The duties and responsibilities of directors follow from applicable corporate laws, as well as those duties and responsibilities generally agreed and approved by the Board of Directors. The intent is that the duties and responsibilities guide the Board in complying with all applicable Canadian legal and regulatory requirements.
Directors are accountable to the shareholders of Bankers Petroleum Ltd. (the "Company").
The Board of Directors shall further the objectives of the Company by directing, supervising and otherwise reviewing and approving the stewardship of the Company.
All material transactions must be reviewed and approved by the Board prior to implementation. Any responsibility that is not delegated to senior management or a Board committee remains with the full Board. One of the Board's responsibilities is to review and, if thought fit, to approve opportunities as presented by management and to provide guidance to management.

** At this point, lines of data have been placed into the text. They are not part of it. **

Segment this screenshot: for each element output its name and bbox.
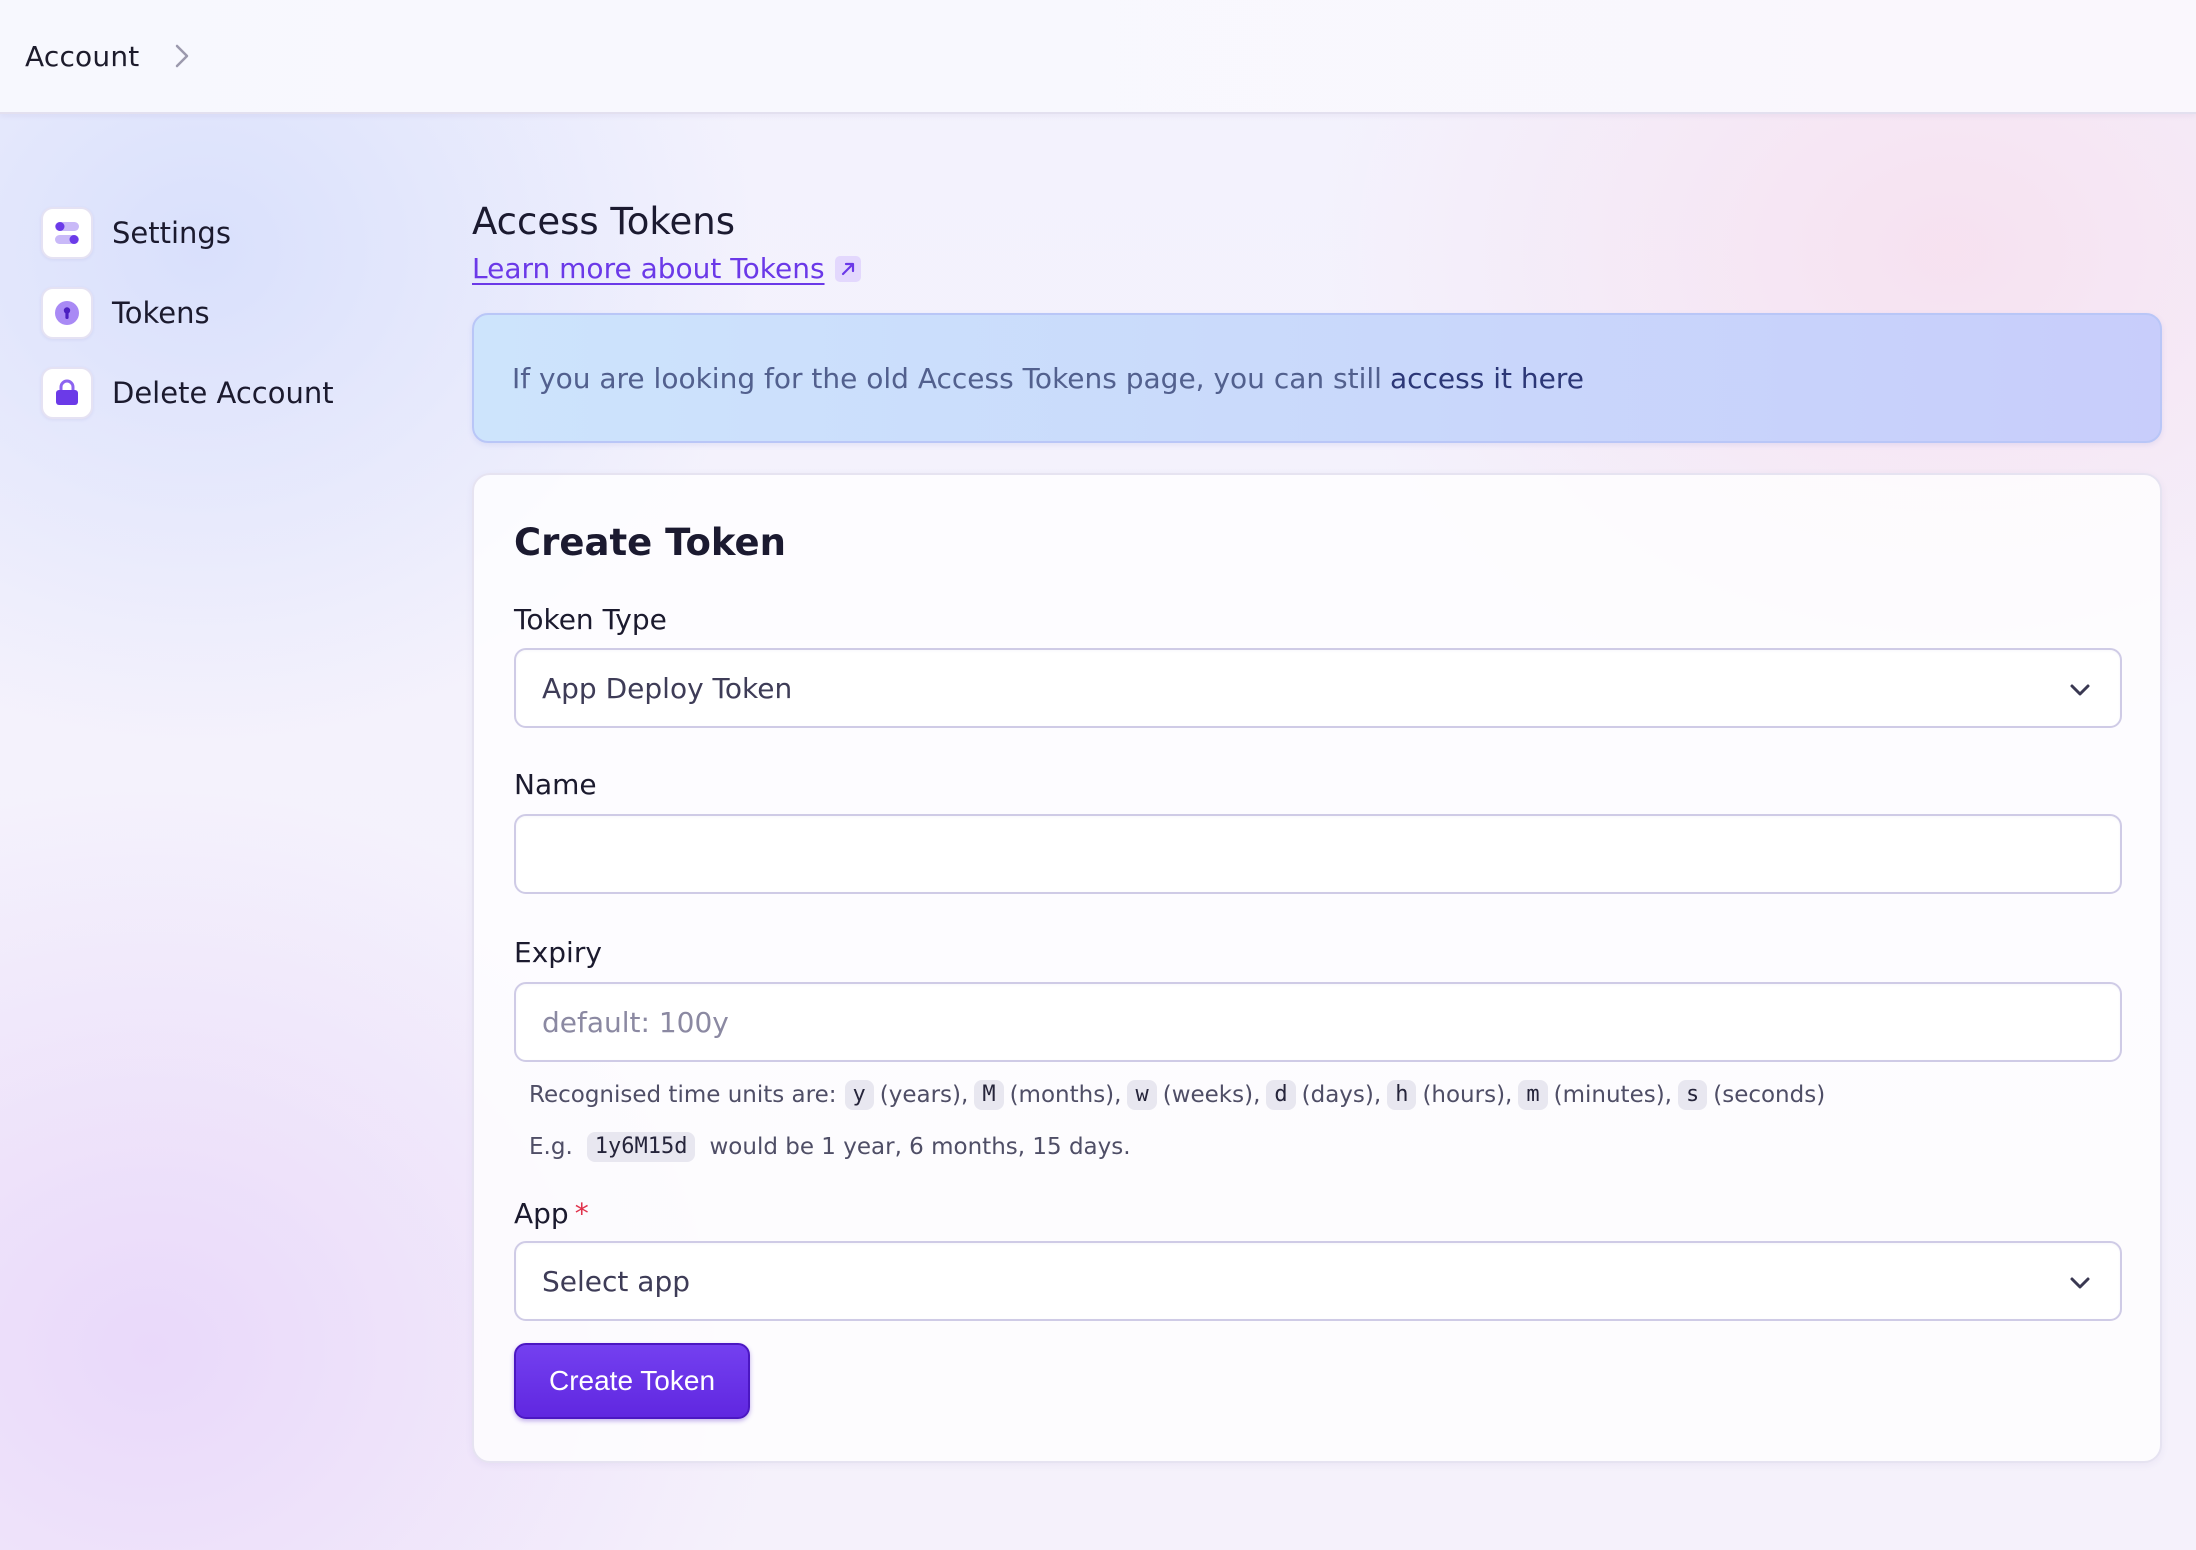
unit-desc: (weeks), (1162, 1082, 1261, 1108)
unit-code: h (1387, 1080, 1417, 1110)
app-label-text: App (514, 1197, 569, 1230)
chevron-down-icon (2066, 676, 2094, 704)
unit-code: s (1677, 1080, 1708, 1110)
app-select[interactable]: Select app (514, 1241, 2122, 1321)
expiry-units-hint: Recognised time units are: y (years), M … (529, 1078, 2120, 1112)
toggles-icon (41, 207, 93, 259)
card-title: Create Token (514, 521, 786, 564)
name-label: Name (514, 768, 597, 801)
unit-desc: (hours), (1422, 1082, 1513, 1108)
unit-desc: (seconds) (1713, 1082, 1826, 1108)
sidebar-item-delete-account[interactable]: Delete Account (41, 365, 441, 421)
learn-more-link[interactable]: Learn more about Tokens (472, 252, 861, 285)
token-type-select[interactable]: App Deploy Token (514, 648, 2122, 728)
external-link-icon (834, 255, 861, 282)
unit-code: w (1127, 1080, 1157, 1110)
create-token-button[interactable]: Create Token (514, 1343, 750, 1419)
sidebar: Settings Tokens Delete Account (41, 205, 441, 445)
expiry-placeholder: default: 100y (542, 1005, 729, 1039)
example-prefix: E.g. (529, 1134, 573, 1160)
main-content: Access Tokens Learn more about Tokens If… (472, 196, 2162, 1463)
token-type-label: Token Type (514, 603, 667, 636)
unit-desc: (days), (1301, 1082, 1382, 1108)
expiry-example-hint: E.g. 1y6M15d would be 1 year, 6 months, … (529, 1130, 2120, 1164)
info-banner: If you are looking for the old Access To… (472, 313, 2162, 443)
top-bar: Account (0, 0, 2196, 114)
app-select-placeholder: Select app (542, 1264, 690, 1298)
lock-icon (41, 367, 93, 419)
chevron-right-icon (165, 39, 199, 73)
unit-code: m (1518, 1080, 1548, 1110)
learn-more-label: Learn more about Tokens (472, 252, 825, 285)
unit-desc: (years), (879, 1082, 969, 1108)
page-title: Access Tokens (472, 200, 735, 243)
banner-text: If you are looking for the old Access To… (512, 361, 1382, 395)
unit-code: M (974, 1080, 1004, 1110)
name-input[interactable] (514, 814, 2122, 894)
unit-code: d (1266, 1080, 1296, 1110)
sidebar-item-settings[interactable]: Settings (41, 205, 441, 261)
chevron-down-icon (2066, 1269, 2094, 1297)
expiry-input[interactable]: default: 100y (514, 982, 2122, 1062)
sidebar-item-label: Delete Account (112, 376, 334, 410)
app-label: App * (514, 1195, 2120, 1233)
example-suffix: would be 1 year, 6 months, 15 days. (709, 1134, 1131, 1160)
required-mark: * (574, 1197, 589, 1230)
sidebar-item-tokens[interactable]: Tokens (41, 285, 441, 341)
unit-code: y (844, 1080, 874, 1110)
sidebar-item-label: Tokens (112, 296, 210, 330)
breadcrumb-account[interactable]: Account (25, 40, 139, 73)
expiry-label: Expiry (514, 936, 602, 969)
example-code: 1y6M15d (586, 1132, 696, 1162)
hint-prefix: Recognised time units are: (529, 1082, 837, 1108)
old-tokens-link[interactable]: access it here (1390, 362, 1584, 395)
sidebar-item-label: Settings (112, 216, 231, 250)
create-token-card: Create Token Token Type App Deploy Token… (472, 473, 2162, 1463)
unit-desc: (minutes), (1553, 1082, 1672, 1108)
keyhole-icon (41, 287, 93, 339)
unit-desc: (months), (1009, 1082, 1122, 1108)
token-type-value: App Deploy Token (542, 671, 793, 705)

The Board relies on management for the preparation of periodic reports, and to provide the support and information necessary to enable the Board to fulfill its obligations effectively.
The Board has the responsibility to participate with management in developing and approving the mission of the business, its objectives and goals, the strategic plans arising therefrom, and monitoring subsequent performance against said plans. Strategic issues are reviewed with management and addressed by the full Board at regularly scheduled Board meetings and at meetings specifically called for this purpose.
The Board also meets to: plan for the future growth of the Company; identify risks of the Company's business, thus ensuring the implementation of appropriate systems to manage these risks; monitor senior management; and ensure timely disclosure of material transactions through the issuance of news releases and financial statements. The Board reviews financial performance quarterly. Frequency of meetings as well as the nature of agenda items changes depending upon the state of the Company's affairs and in light of opportunities or risks which the Company faces. When necessary and appropriate, issues may be approved and adopted by the Board by way of written resolutions.